Unless the car seat has been specifically designed for use with a lap belt, or four-point harness, you can only use a child car seat if your car has diagonal, three-point seat belt to secure it with.
You must deactivate any front airbags before fitting a rear-facing baby seat into the front seat of your car, and never try to fit a child car seat in side-facing seats.
And because baby seats can sometimes be a real nightmare to install, make sure you practice fitting your seat until you’re confident it’s properly secured. Only then should you take your baby out in it.
Don’t get distracted
Having a new-born baby in the car, or any child for that matter can be a major distraction, particularly if you’re still at the panicky-parent phase, whereby if your baby stops gurgling for a couple of seconds you’ll quickly convince yourself they’ve also forgotten how to breathe. They won’t have, don’t stress!
In all seriousness though, a recent study in Australia found that during a 16-minute drive, parents took their eyes off the road for an average of three minutes and 22 seconds – making having children in the car 12 times more distracting than talking on a mobile phone while at the wheel.
And when you consider that studies have shown drivers who use a mobile at the wheel have a 30% slower reaction time than drivers with a blood alcohol level of 80mg per 100ml of blood (the current UK limit), then you can see how dangerous a distraction a baby on board can be.
So even if your baby is playing up, keep your eyes on the road and pull over at the first, safe available opportunity.
Keep baby busy
Getting out of the house and into the car will never be the same again as you struggle with assorted baby paraphernalia, the car seat and, of course, the baby itself.

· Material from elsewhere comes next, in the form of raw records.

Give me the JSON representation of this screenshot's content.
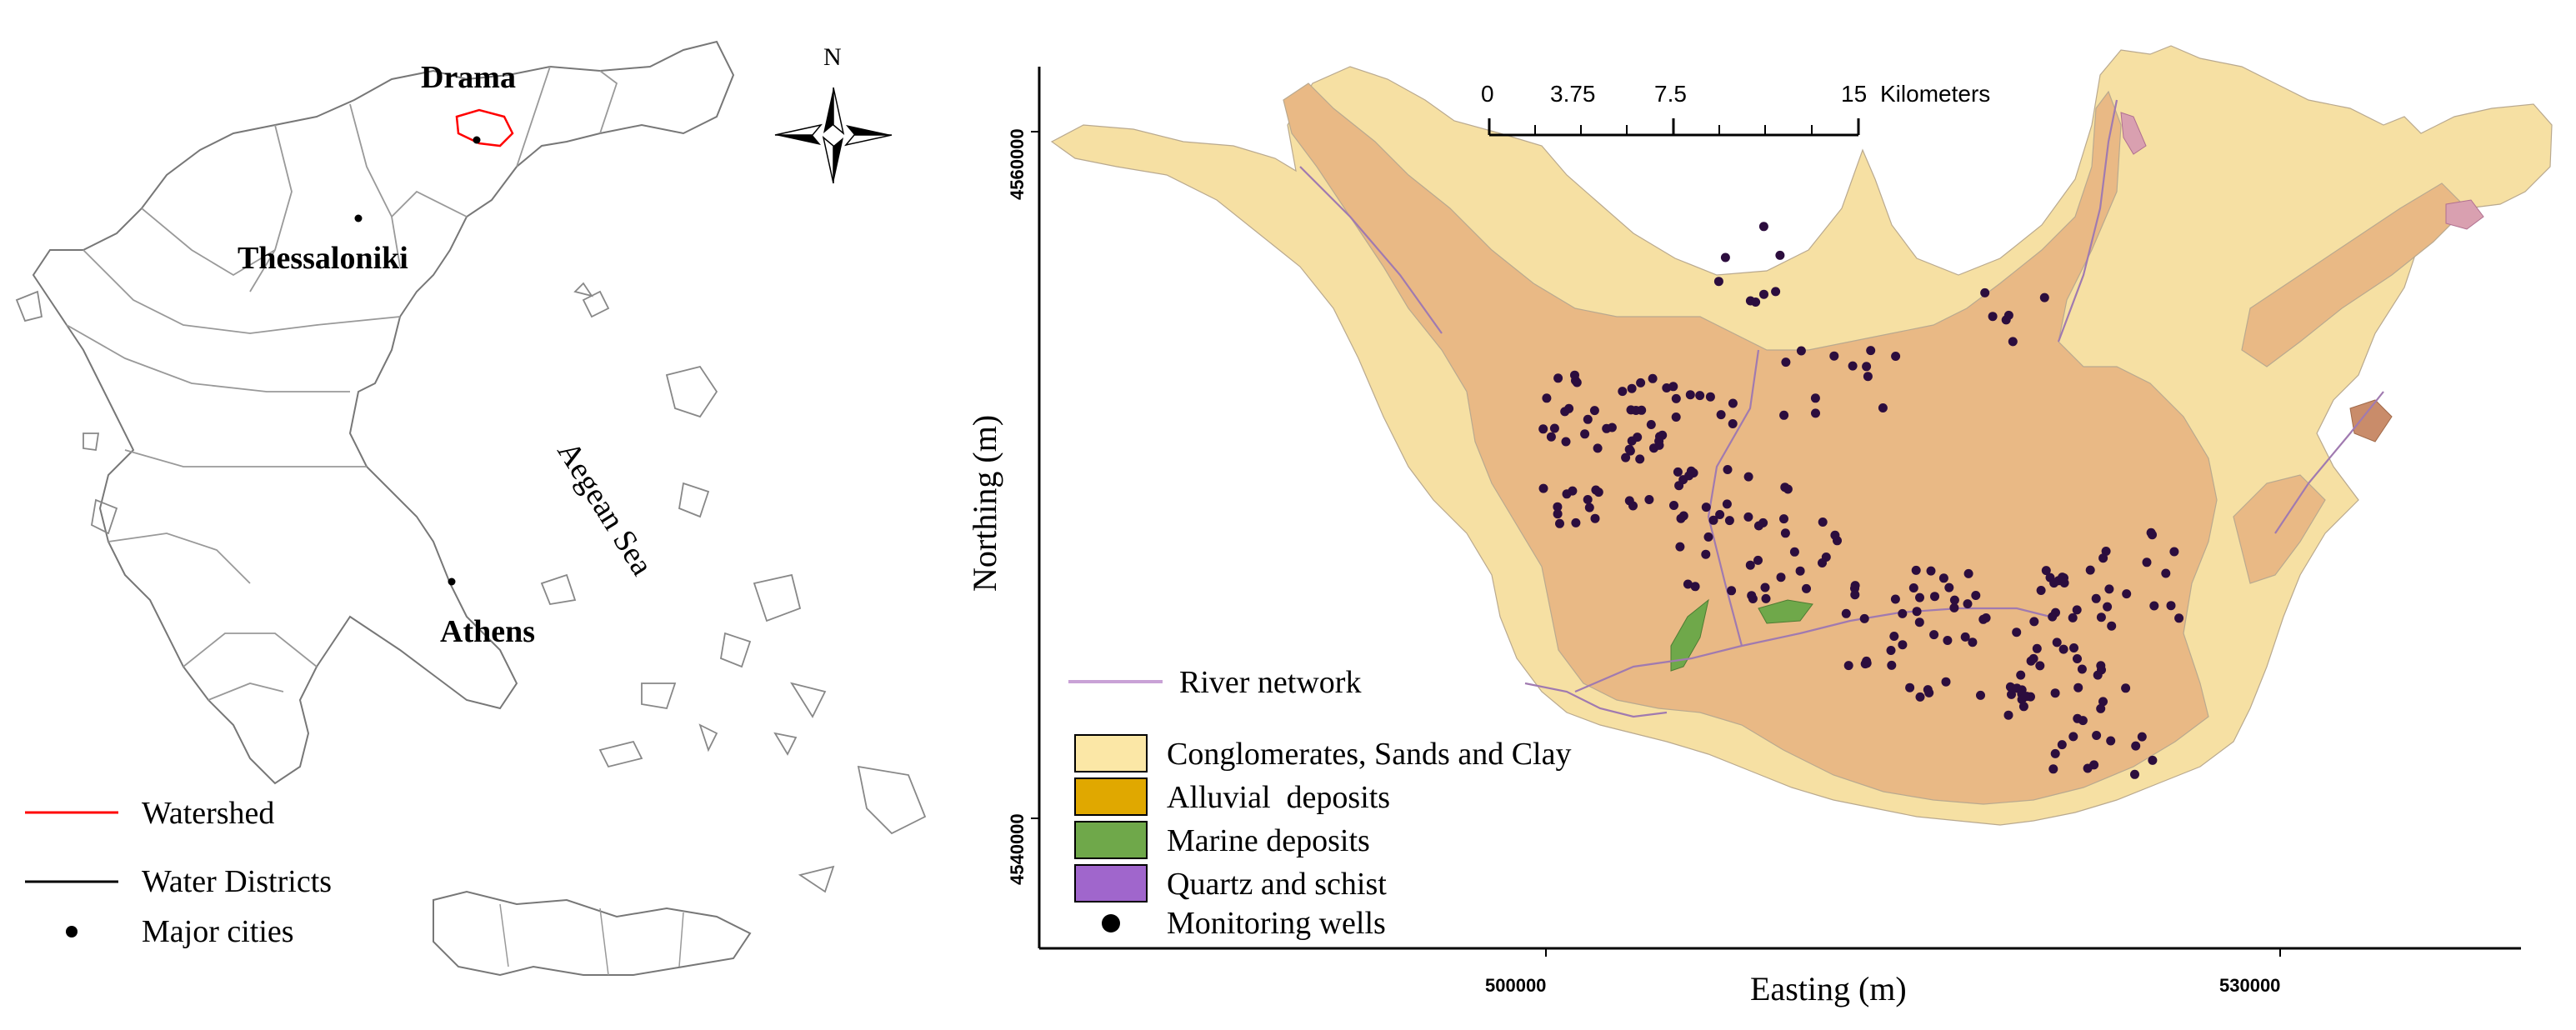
{
  "greece_map": {
    "cities": [
      {
        "name": "Drama"
      },
      {
        "name": "Thessaloniki"
      },
      {
        "name": "Athens"
      }
    ],
    "sea_label": "Aegean Sea",
    "north_label": "N",
    "legend": {
      "watershed": "Watershed",
      "water_districts": "Water Districts",
      "major_cities": "Major cities"
    },
    "colors": {
      "watershed": "#ff0000",
      "districts": "#666666",
      "cities": "#000000"
    }
  },
  "geology_map": {
    "scale_bar": {
      "ticks": [
        "0",
        "3.75",
        "7.5",
        "15"
      ],
      "unit": "Kilometers"
    },
    "axes": {
      "x_label": "Easting (m)",
      "y_label": "Northing (m)",
      "x_ticks": [
        "500000",
        "530000"
      ],
      "y_ticks": [
        "4560000",
        "4540000"
      ]
    },
    "legend": {
      "river": "River network",
      "units": [
        {
          "label": "Conglomerates, Sands and Clay",
          "color": "#fbe7a6"
        },
        {
          "label": "Alluvial  deposits",
          "color": "#e0a800"
        },
        {
          "label": "Marine deposits",
          "color": "#6fa84a"
        },
        {
          "label": "Quartz and schist",
          "color": "#a066cc"
        }
      ],
      "wells": "Monitoring wells"
    },
    "colors": {
      "conglomerates_fill": "#f6e0a3",
      "alluvial_fill": "#e9b985",
      "marine_fill": "#6fa84a",
      "quartz_fill": "#d9a0b0",
      "river": "#c9a2d6",
      "wells": "#2c0d3e"
    }
  }
}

And while it’s a chore, it’s important you pack all you’ll need before leaving to keep baby occupied, including toys, books, bottles and even the dreaded nursery rhymes CD.
A word of warning though: don’t give baby anything to play with that is heavy or has corners, even if they don’t seem particularly sharp, as such objects could harm them if you happen to have a crash.
It might also be worth packing a first aid kit that includes basic ointments for rashes, as well as any paracetamol suspension, saline drops, allergy relief or any other medication your baby may need.
And always pull over to feed your baby as feeding them on the move can provide an added choke risk – it really doesn’t take much to have a baby hacking up its milk.
Driving a newborn around can be stressful, particularly if they start crying while you’re at the wheel, but it’s important you stay calm and focused on the road ahead and pull over to tend to them as soon as it’s safe to do so.
And if you can put your journeys off until the baby is asleep, this will make things a whole lot easier and more pleasurable for everyone in the car, meaning your journeys will be less stressful and a lot safer.